Critical moments in 2014 and 2019

In 2014, during Obama's second term, total apprehensions along the border with Mexico reached 569,237 (this figure includes "non-admissible" individuals), a record only surpassed now. While the increase over the previous year was 13%, the increase was much more B in terms of apprehensions of MENAs; these went from 38,759 in fiscal year 2013 to 68,541 in fiscal year 2014 (in the US the fiscal year runs from October of one year to September of the next), an increase of almost 80%, more than four times those recorded in fiscal year 2011. In the case of minors from Honduras, the figure rose in one year from 6,747 to 18,244; those from Guatemala rose from 8,068 to 17,057, and those from El Salvador, from 5,990 to 16,404 (those from Mexico, on the other hand, fell from 17,240 to 15,634). The highest issue of apprehensions occurred in May, a month in which arrests of MENAs accounted for 17% of the total number of apprehensions.
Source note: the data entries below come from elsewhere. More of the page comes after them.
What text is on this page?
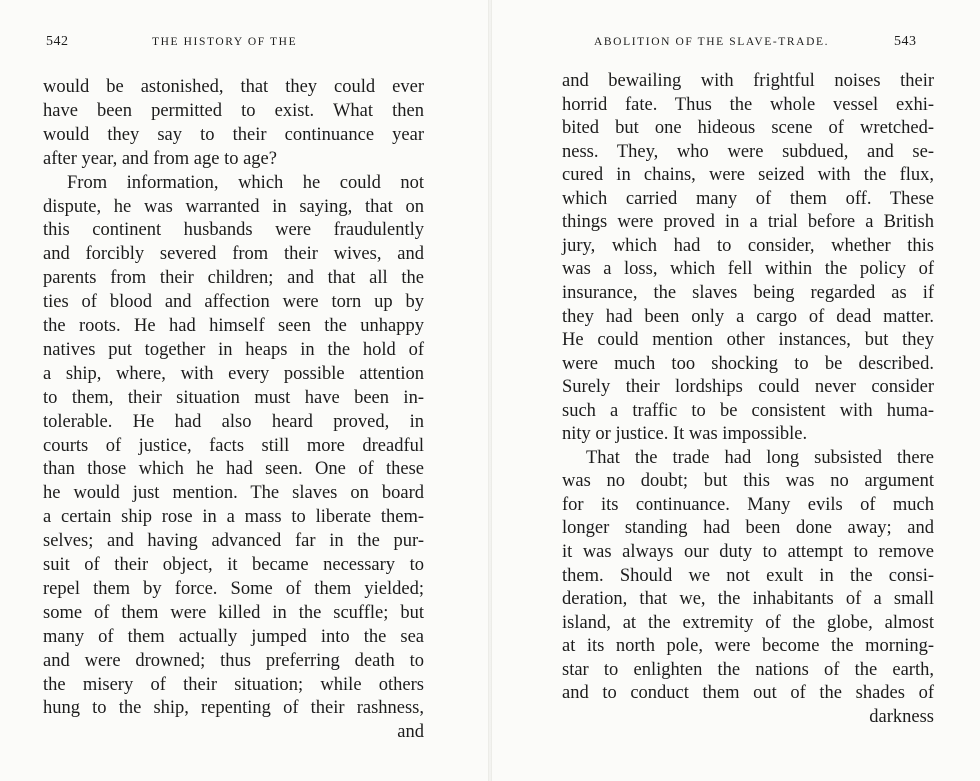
542	THE HISTORY OF THE
would be astonished, that they could ever
have been permitted to exist. What then
would they say to their continuance year
after year, and from age to age?
From information, which he could not
dispute, he was warranted in saying, that on
this continent husbands were fraudulently
and forcibly severed from their wives, and
parents from their children; and that all the
ties of blood and affection were torn up by
the roots. He had himself seen the unhappy
natives put together in heaps in the hold of
a ship, where, with every possible attention
to them, their situation must have been in-
tolerable. He had also heard proved, in
courts of justice, facts still more dreadful
than those which he had seen. One of these
he would just mention. The slaves on board
a certain ship rose in a mass to liberate them-
selves; and having advanced far in the pur-
suit of their object, it became necessary to
repel them by force. Some of them yielded;
some of them were killed in the scuffle; but
many of them actually jumped into the sea
and were drowned; thus preferring death to
the misery of their situation; while others
hung to the ship, repenting of their rashness,
and
ABOLITION OF THE SLAVE-TRADE.	543
and bewailing with frightful noises their
horrid fate. Thus the whole vessel exhi-
bited but one hideous scene of wretched-
ness. They, who were subdued, and se-
cured in chains, were seized with the flux,
which carried many of them off. These
things were proved in a trial before a British
jury, which had to consider, whether this
was a loss, which fell within the policy of
insurance, the slaves being regarded as if
they had been only a cargo of dead matter.
He could mention other instances, but they
were much too shocking to be described.
Surely their lordships could never consider
such a traffic to be consistent with huma-
nity or justice. It was impossible.
That the trade had long subsisted there
was no doubt; but this was no argument
for its continuance. Many evils of much
longer standing had been done away; and
it was always our duty to attempt to remove
them. Should we not exult in the consi-
deration, that we, the inhabitants of a small
island, at the extremity of the globe, almost
at its north pole, were become the morning-
star to enlighten the nations of the earth,
and to conduct them out of the shades of
darkness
Since 2014, apprehensions of unaccompanied minors, although fluctuating, declined at issue. But 2019 saw a new record high, reaching 76,020, with a peak in the month of May. However, they accounted for only 9% of total apprehensions that month, as this time it was not properly a crisis of MENAs, but rather inserted into a B peak in total apprehensions. While overall apprehensions dropped significantly during the first six months of Trump's presidency, they then spiked, reaching a 2019 total of 851,508 (with "non-admissibles" the figure reached 977,509), more than doubling over 2018. The issue of total apprehensions increased by 72% from 2014 to 2019 (for MENAs the increase was 11%).

 

 

Apprehensions of unaccompanied alien minors at the U.S.-Mexico border, between 2012 and 2019 (figure 1), and comparison of 2014 and 2019 by month (figure 2). source US Customs and Border Patrol.

 

Reaction

The United States had various domestic policies aimed at addressing the massive increase in immigration. However, with the overwhelming spike in 2014, Obama requested funding for a program to "repatriate and reintegrate migrants to Central American countries and to address the root causes of migration from these countries." While funding for the program was fairly consistent in recent years, the budget for 2018 proposed by President Trump reduced the financial aid to these countries by approximately 30%.

The Trump Administration has made progress in implementing its diary on immigration, from beginning construction of the wall on the border with Mexico to launching new programs, but the hard line already promised by Trump in his degree program to the White House has proven ineffective in stopping thousands of Central American families from crossing the southwest border into the United States. With extreme gang violence being rampant and technicalities in the U.S. immigration system, the motivation for migrants to leave their countries will remain.